- Двойная охрана: общая для всего изолятора и персональная, из лефортовских надзирателей, непосредственно у моей камеры.
- Режим полного беззакония, даже в мелочах. Меня, например, лишили возможности пользоваться УК и УПК. Ни на одно свое заявление, жалобу, адресованные Рузметову, Руденко (их было 15), ответа не получил. Начиная с октября, перестал отвечать и следователь Березовский. С семьей меня лишили какой бы то ни было связи. В 1964 году я был арестован по ст. 70, и все же следователь информировал меня о семье почти ежедневно. Письмо жены я получил через 2 недели. Первое свидание мне дали через 5 дней после судебно-психиатрической экспертизы. Сейчас мне от жены не передали ни одной даже простой записки о здоровье. 16 декабря в день нашего рождения (у нас день рождения в один день) жена, напрягаясь материально и физически, приехала за 3 тыс. километров, и ей отказали даже в пятиминутном свидании. После экспертизы в ин-те Сербского я пробыл в Москве 15 дней, но свидания тоже не получил. Еженедельные передачи, получаемые всеми находящимися на экспертизе, мне были запрещены. Заключение ташкентской экспертизы мне объявили только через 9 дней. Заведомо зная, как я жду решения, тянули, мучили. На вторую экспертизу привезли без постановления, опять по той же тактике - "что хотим, то и творим". Заключение второй экспертизы вообще не объявили, а на каждом шагу подчеркивают: "ты сумасшедший".
Готовя меня в "сумасшедшие", Березовский распространял клеветнические сведения обо мне. Случайно я узнал о таких сообщениях следователю КГБ Обушаеву и следователю Узб. прокуратуры Рутковскому. Прибегал Березовский и к прямой провокации: 25 сентября, когда Березовский, не подготовив вопроса для меня, рылся в бумагах, у нас с Обушаевым завязалась частная дискуссия. Вдруг Березовский, перебивая Обушаева, на самых высоких нотах закричал: "Что ты ему доказываешь? Ведь он готов на любом суку повесить нас с тобой!" С криком он долго варьирует это утверждение, ясно рассчитывая на мою вспышку. Но я переждал, пока он кончит, и спокойно сказал: "Могу ответить на это только несколько перефразированными словами Лидии Чуковской: "Вы, может, и заслужили повешения, но наш народ не заслужил, чтобы его продолжали кормить повешениями". Уважая наш народ, вешать вас отказываюсь".

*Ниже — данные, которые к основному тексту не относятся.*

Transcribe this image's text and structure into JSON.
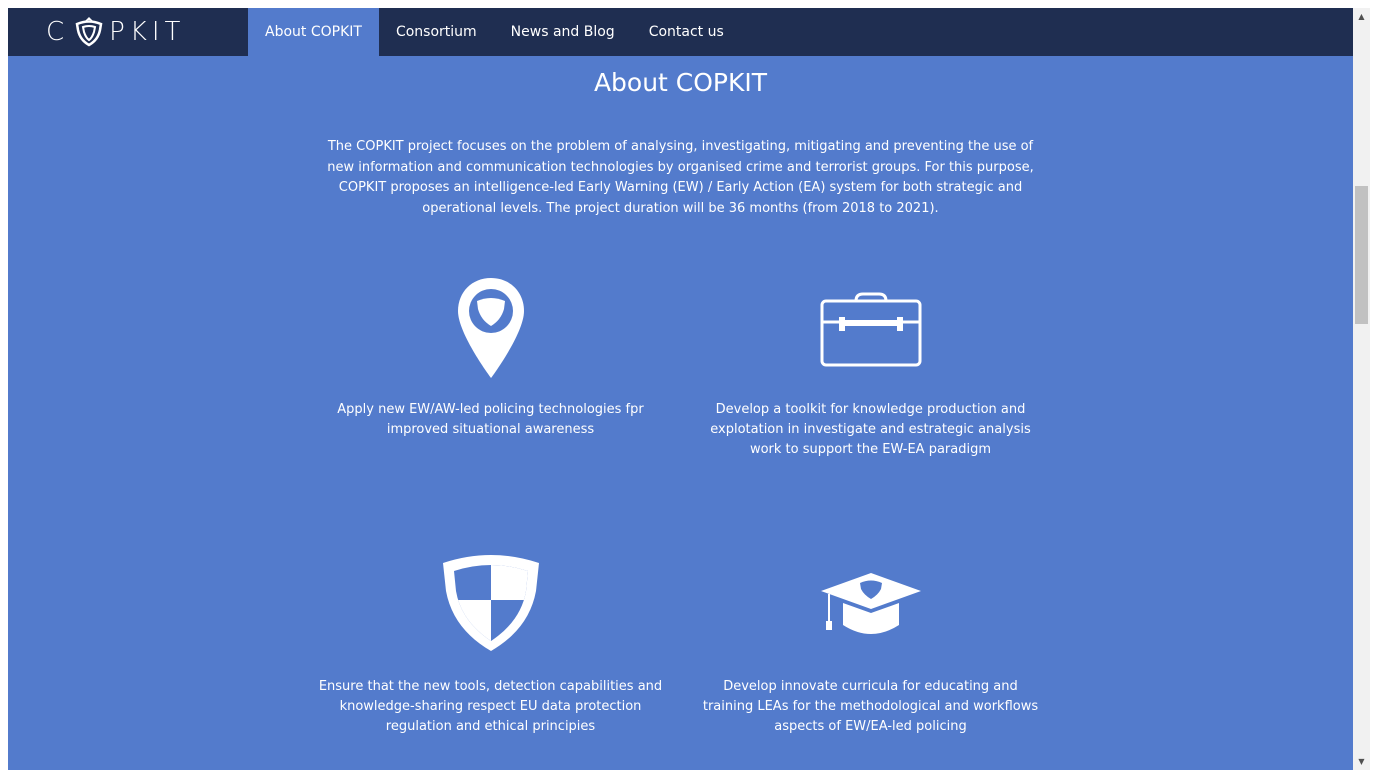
{
  "brand": {
    "logo_text_left": "C",
    "logo_text_right": "PKIT"
  },
  "nav": {
    "items": [
      {
        "label": "About COPKIT"
      },
      {
        "label": "Consortium"
      },
      {
        "label": "News and Blog"
      },
      {
        "label": "Contact us"
      }
    ],
    "active_index": 0
  },
  "main": {
    "title": "About COPKIT",
    "intro": "The COPKIT project focuses on the problem of analysing, investigating, mitigating and preventing the use of new information and communication technologies by organised crime and terrorist groups. For this purpose, COPKIT proposes an intelligence-led Early Warning (EW) / Early Action (EA) system for both strategic and operational levels. The project duration will be 36 months (from 2018 to 2021).",
    "features": [
      {
        "icon": "location-shield-icon",
        "text": "Apply new EW/AW-led policing technologies fpr improved situational awareness"
      },
      {
        "icon": "toolbox-icon",
        "text": "Develop a toolkit for knowledge production and explotation in investigate and estrategic analysis work to support the EW-EA paradigm"
      },
      {
        "icon": "shield-icon",
        "text": "Ensure that the new tools, detection capabilities and knowledge-sharing respect EU data protection regulation and ethical principies"
      },
      {
        "icon": "graduation-cap-icon",
        "text": "Develop innovate curricula for educating and training LEAs for the methodological and workflows aspects of EW/EA-led policing"
      }
    ]
  },
  "colors": {
    "navbar_bg": "#1f2e51",
    "page_bg": "#537bcc",
    "text": "#ffffff"
  }
}
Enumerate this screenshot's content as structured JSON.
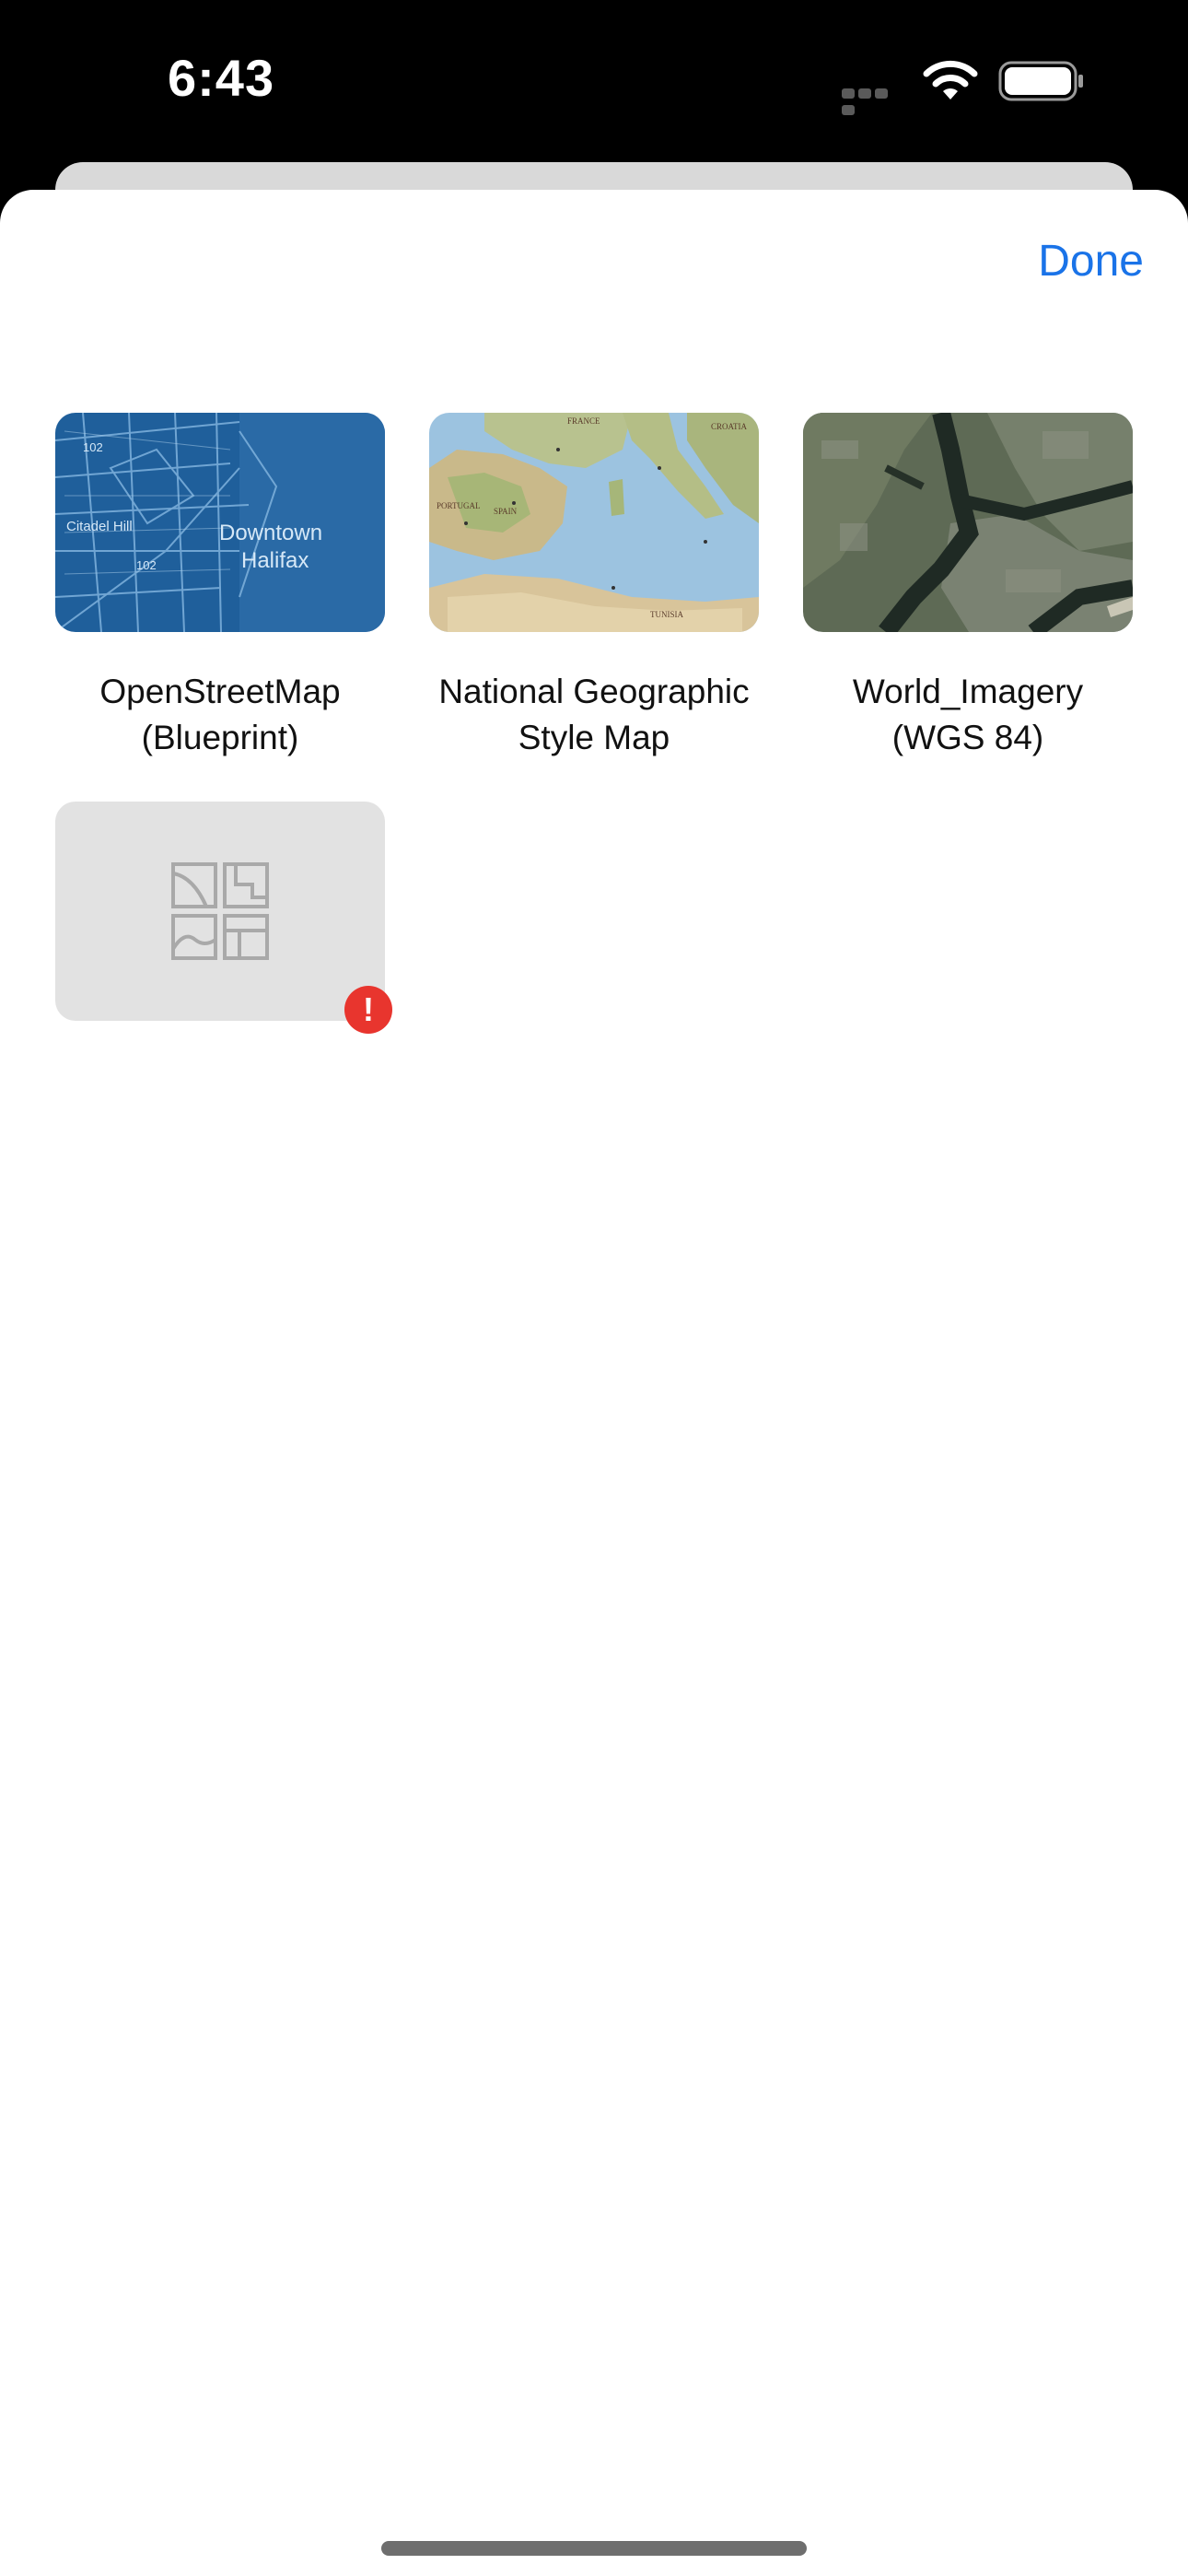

Мне очевидно, что вся обстановка создана для того, чтобы внушить чувство безвыходности, безнадежности, отчаяния. Сказанное начальником изолятора о последствиях моей смерти преследовало ту же цель, так как подчеркивало: "Ты в полной нашей власти, и не только теперь, но и после смерти". И не удивительно, что в такой обстановке идут на смерть. Меня от смерти спас случай.
Только теперь я по-настоящему понял, в чем был особый ужас положения тех несчастных, которые миллионами гибли в застенках сталинского режима. Не физические страдания, - их можно перенести. Но людей лишали каких бы то ни было надежд, убеждали их во всевластии произвола, в безвыходности. И это непереносимо.
3. Весь ход следствия по моему делу указывает, искали не доказательств совершения преступления, а способ, как обойти законы, чтобы меня можно было бросить в заключение как бы на законном основании. А чтобы я каким-нибудь образом не помешал этому, то искали пути, следуя которым можно было бы не допускать меня к ознакомлению с делом. В общем, наказание за убеждения посредством ложных обвинений, изоляции, а затем пожизненной тюремной психбольницы.
П. Г. Григоренко
Вторая экспертиза
21 октября перед ужином вдруг открывается дверь моей камеры (No 11) в Ташкентском следственном изоляторе КГБ. Входит начальник изолятора майор Лысенко Виктор Моисеевич. За ним дежурный старшина и еще двое надзирателей.
- Петр Григорович, вам ничего не снилось?
Пожимаю плечами.
- Так вот, вас приказано отправить в Москву. Не спеша одевайтесь, соберите свои вещи. Что у вас сдано на склад?
Отвечаю. Все уходят. Начинаю одеваться. Минут через 20 я уже с вещами в дежурке. Туда же доставлены вещи из кладовой. Все упаковывается вместе для отправки со мной. Из этого заключаю, что отправляют меня "насовсем". Если бы на время, да еще в ин-т Сербского, то брать вещи из склада было бы бессмысленно. Ведь в институте отбирают даже надетое на тебе.
Короткая процедура передачи меня караулу - четверо во главе с майором Малышевым - и я в "воронке", а затем и в самолете. Настроение хорошее. Что бы меня ни ожидало, перебросить меня в Москву - это уже отступление беззакония. А видеть произвол отступающим всегда приятно, даже и в моем положении.